Por falta de oportunidades, cresce o número de jovens que nem trabalham nem estudam
Especialistas apontam que redução de jornada de trabalho e incentivo a programas educacionais são alternativas para reverter o quadro. Reforçam também governo deveria priorizar geração de emprego
Publicado: 19 Maio, 2021 - 11h02 | Última modificação: 19 Maio, 2021 - 15h19
Escrito por: Andre Accarini
Um levantamento feito pela Fundação Getúlio Vargas (FGV) mostra que 25,5% dos jovens na faixa etária dos 15 aos 29 anos estavam fora do mercado de trabalho e sem estudar em 2020.
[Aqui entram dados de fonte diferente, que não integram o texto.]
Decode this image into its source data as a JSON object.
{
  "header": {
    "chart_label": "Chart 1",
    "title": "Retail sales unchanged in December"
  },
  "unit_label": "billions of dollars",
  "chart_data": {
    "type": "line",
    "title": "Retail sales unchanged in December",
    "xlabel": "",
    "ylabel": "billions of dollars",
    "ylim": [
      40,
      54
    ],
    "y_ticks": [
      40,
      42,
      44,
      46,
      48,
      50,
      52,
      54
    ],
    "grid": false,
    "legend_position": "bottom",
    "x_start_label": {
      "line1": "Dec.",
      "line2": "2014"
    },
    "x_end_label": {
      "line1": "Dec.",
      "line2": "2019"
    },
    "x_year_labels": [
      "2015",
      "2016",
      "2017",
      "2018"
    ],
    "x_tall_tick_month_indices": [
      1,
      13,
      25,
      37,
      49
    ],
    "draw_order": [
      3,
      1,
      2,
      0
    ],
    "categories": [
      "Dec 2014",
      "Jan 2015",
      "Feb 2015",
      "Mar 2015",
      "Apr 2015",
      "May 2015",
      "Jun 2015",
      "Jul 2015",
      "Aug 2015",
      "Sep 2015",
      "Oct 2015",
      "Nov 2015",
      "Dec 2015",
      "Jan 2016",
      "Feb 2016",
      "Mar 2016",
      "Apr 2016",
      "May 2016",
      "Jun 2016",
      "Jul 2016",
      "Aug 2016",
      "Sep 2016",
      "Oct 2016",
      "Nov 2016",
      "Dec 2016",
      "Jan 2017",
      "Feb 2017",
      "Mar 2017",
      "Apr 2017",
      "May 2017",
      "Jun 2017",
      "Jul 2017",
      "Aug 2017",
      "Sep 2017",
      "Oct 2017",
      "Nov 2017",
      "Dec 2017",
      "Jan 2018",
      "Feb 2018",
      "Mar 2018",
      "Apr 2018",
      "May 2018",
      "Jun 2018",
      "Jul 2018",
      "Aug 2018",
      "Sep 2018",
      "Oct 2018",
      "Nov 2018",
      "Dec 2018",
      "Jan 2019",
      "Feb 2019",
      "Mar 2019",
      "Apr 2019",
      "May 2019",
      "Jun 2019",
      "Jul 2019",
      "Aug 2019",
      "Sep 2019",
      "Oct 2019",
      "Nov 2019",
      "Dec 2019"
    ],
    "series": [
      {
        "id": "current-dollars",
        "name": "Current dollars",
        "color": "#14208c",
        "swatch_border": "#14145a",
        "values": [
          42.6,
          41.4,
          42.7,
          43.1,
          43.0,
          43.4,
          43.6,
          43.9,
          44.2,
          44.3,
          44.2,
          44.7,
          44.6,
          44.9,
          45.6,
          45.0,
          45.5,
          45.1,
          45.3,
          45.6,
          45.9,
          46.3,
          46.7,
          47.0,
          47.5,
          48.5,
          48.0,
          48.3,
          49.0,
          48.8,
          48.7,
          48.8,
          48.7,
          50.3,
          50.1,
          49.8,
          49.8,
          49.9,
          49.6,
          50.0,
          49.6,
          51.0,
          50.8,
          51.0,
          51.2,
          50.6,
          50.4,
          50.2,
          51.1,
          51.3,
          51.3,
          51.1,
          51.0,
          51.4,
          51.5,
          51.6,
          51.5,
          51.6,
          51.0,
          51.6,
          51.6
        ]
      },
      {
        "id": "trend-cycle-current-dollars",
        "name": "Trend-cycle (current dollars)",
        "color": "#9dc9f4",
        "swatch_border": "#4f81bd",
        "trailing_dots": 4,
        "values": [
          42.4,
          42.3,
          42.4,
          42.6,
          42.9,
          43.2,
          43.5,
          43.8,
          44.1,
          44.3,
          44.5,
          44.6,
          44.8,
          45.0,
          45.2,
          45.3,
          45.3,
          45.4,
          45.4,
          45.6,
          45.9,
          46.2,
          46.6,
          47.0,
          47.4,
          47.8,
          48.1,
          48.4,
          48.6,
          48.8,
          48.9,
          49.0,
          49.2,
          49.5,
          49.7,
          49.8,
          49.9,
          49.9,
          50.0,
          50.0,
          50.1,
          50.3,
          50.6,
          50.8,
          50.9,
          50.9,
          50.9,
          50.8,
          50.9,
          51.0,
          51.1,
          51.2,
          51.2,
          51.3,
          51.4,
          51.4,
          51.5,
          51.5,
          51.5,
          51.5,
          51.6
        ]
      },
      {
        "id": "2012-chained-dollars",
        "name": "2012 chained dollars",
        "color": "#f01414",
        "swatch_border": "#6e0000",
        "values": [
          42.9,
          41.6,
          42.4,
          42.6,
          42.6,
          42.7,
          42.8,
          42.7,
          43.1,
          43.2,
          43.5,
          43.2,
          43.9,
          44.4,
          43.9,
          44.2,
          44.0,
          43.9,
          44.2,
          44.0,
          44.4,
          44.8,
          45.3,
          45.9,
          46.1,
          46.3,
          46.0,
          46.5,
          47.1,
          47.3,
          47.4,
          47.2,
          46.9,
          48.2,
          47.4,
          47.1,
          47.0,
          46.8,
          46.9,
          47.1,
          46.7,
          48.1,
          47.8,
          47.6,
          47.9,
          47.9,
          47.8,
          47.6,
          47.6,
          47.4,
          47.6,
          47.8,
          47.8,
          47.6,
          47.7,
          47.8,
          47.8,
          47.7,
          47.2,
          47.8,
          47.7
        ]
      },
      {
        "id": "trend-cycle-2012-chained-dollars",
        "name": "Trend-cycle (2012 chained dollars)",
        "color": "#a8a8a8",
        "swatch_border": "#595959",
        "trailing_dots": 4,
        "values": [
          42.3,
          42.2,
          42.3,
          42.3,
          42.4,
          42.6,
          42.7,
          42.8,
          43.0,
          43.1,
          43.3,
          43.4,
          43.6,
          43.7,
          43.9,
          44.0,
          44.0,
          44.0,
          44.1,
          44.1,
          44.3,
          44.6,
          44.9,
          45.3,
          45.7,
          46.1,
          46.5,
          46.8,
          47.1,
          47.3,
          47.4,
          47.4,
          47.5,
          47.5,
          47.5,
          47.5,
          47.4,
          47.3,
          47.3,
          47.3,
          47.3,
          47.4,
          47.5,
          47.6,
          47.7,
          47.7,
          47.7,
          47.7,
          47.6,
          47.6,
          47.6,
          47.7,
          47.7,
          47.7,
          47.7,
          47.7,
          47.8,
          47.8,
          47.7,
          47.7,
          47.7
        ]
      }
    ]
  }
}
O aumento no número dos chamados de jovens ‘nem-nem’ - nem trabalham nem estudam – é mais um reflexo da crise econômica, agravada pela pandemia do novo coronavírus e da falta de propostas efetivas do governo de Jair Bolsonaro (ex-PSL) para aquecer a economia e também da falta de políticas públicas para atender os jovens que, desde o golpe de 2016, estão sem oportunidades de formação e renda. O governo Bolsonaro deu continuidade ao projeto político do golpista Michel Temer (MDB-SP) de exclusão social no país.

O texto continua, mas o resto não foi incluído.